Perhaps one of the most exciting elements of this movement is the Durham Food Prosperity Council, a collective of foodie do-gooders who hope to streamline the interest and resources of all those interested in making healthy food much less a privilege.
If you're interested in getting involved, don't feel like you need to make your efforts strictly gourmet. PORCH-Durham wishes they could offer fresher foods, Meldrum said, but the whole bringing food home on a bus in backpack thing makes that tricky. A first-grader might forget the bananas in her backpack until Monday morning.
And this is by no means a complete list of the folks in Durham who are taking their interest in food beyond their personal palettes. This column would be incomplete without mentioning the work done by SEEDS (
www.seedsnc.org) to educate urban youth on gardening, eating, and fiscal management and Bountiful Backyards (
www.bountifulbackyards.com), which seems to have a hands in everyone's food justice cookie jars with their community gardens, sliding-scale workshops and edible landscaping.

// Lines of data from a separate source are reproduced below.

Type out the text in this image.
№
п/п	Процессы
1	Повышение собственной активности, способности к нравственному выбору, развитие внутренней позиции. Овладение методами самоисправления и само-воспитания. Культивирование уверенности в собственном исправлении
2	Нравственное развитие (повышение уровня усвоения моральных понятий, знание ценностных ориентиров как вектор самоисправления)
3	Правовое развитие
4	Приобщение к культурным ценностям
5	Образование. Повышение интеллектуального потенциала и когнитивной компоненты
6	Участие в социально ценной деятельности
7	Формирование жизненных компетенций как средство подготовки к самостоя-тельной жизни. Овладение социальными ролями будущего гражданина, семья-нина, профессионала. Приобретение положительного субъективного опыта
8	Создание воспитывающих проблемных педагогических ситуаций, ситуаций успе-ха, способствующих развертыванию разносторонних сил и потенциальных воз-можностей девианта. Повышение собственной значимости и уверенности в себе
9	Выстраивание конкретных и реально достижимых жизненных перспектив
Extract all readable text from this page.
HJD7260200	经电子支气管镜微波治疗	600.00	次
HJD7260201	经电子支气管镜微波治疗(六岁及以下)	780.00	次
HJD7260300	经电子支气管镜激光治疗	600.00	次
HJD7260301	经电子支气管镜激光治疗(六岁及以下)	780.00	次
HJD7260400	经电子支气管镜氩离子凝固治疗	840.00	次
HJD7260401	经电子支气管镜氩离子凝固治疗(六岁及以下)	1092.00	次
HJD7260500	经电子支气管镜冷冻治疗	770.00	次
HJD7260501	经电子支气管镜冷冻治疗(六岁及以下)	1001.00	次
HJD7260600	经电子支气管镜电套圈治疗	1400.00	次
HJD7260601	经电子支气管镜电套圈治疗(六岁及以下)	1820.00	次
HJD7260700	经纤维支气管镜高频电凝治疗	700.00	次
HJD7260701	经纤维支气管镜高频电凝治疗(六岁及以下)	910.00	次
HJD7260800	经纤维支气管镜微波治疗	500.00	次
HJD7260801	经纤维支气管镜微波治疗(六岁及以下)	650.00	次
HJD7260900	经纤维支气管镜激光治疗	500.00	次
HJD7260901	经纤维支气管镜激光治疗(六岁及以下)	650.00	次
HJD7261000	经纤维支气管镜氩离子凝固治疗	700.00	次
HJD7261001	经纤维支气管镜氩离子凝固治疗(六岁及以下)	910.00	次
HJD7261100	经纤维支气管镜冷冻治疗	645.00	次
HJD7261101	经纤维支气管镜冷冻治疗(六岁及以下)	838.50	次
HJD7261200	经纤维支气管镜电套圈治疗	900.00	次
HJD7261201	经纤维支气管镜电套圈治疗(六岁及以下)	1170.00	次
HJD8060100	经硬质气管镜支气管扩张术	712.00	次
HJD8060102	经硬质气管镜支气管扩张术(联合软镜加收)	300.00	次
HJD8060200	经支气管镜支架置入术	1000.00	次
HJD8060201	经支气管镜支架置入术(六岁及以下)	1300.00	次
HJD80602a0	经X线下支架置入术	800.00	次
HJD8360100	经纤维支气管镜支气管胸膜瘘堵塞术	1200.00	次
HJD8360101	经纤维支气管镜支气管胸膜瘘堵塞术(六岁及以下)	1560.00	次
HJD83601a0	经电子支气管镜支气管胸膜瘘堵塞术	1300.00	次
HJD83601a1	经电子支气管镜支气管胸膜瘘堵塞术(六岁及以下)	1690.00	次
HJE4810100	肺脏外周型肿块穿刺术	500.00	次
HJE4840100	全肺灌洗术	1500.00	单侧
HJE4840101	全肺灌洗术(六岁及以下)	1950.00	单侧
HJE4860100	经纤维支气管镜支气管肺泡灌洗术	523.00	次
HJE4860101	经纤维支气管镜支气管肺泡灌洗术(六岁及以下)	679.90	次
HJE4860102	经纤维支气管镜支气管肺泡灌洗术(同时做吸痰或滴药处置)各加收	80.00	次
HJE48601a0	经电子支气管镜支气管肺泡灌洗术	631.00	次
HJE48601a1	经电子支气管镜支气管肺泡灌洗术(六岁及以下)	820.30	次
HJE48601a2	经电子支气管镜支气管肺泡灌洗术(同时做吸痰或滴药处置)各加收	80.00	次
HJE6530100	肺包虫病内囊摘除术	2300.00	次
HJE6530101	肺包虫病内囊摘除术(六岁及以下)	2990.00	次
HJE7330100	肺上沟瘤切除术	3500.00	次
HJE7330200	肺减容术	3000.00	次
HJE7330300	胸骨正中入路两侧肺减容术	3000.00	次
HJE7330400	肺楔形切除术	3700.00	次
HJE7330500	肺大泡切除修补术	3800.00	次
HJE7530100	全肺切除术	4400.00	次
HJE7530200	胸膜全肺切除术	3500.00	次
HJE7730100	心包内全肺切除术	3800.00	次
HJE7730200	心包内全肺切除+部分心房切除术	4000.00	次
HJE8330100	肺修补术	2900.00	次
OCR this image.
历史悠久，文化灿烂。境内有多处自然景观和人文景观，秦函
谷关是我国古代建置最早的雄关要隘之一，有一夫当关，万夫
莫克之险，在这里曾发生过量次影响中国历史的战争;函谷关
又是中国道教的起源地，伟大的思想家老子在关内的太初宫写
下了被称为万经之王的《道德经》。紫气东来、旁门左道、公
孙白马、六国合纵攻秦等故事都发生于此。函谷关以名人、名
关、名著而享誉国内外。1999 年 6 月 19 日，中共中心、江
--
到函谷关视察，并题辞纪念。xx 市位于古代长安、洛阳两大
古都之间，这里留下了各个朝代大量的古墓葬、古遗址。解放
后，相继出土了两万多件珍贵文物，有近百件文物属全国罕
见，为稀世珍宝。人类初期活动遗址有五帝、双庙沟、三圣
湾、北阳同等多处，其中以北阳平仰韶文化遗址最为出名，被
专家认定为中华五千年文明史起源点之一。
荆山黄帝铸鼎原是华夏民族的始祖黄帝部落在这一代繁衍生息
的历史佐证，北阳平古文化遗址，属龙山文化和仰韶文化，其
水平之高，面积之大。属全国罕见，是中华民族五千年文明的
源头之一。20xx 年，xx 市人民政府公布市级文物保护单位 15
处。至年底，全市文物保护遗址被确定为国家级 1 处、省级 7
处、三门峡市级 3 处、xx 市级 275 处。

If you peruse even just one of these websites, you'll soon find that like the root vegetables we are about to start enjoying this autumn, there is far more that lies beneath the surface in terms of opportunity.
All you have to do is start digging.
Tasty tidbits The World Beer Festival kicks off another year Saturday, Oct. 8, at the Durham Bulls Athletic Park. The afternoon session runs noon to 4 p.m., the evening session 6 to 10 p.m. Both sessions cost $40 - visit
allaboutbeer.com/ for details and to purchase tickets. Volunteers still needed, by the way, which gets you in for free!
There are still plenty of Meals from the Market you can participate in to raise money for Durham Central Park. For a list and to register, visit
www.durhamcentralpark.org/ Sadly, the sixth annual Taste of Durham festival has been postponed over venue complications.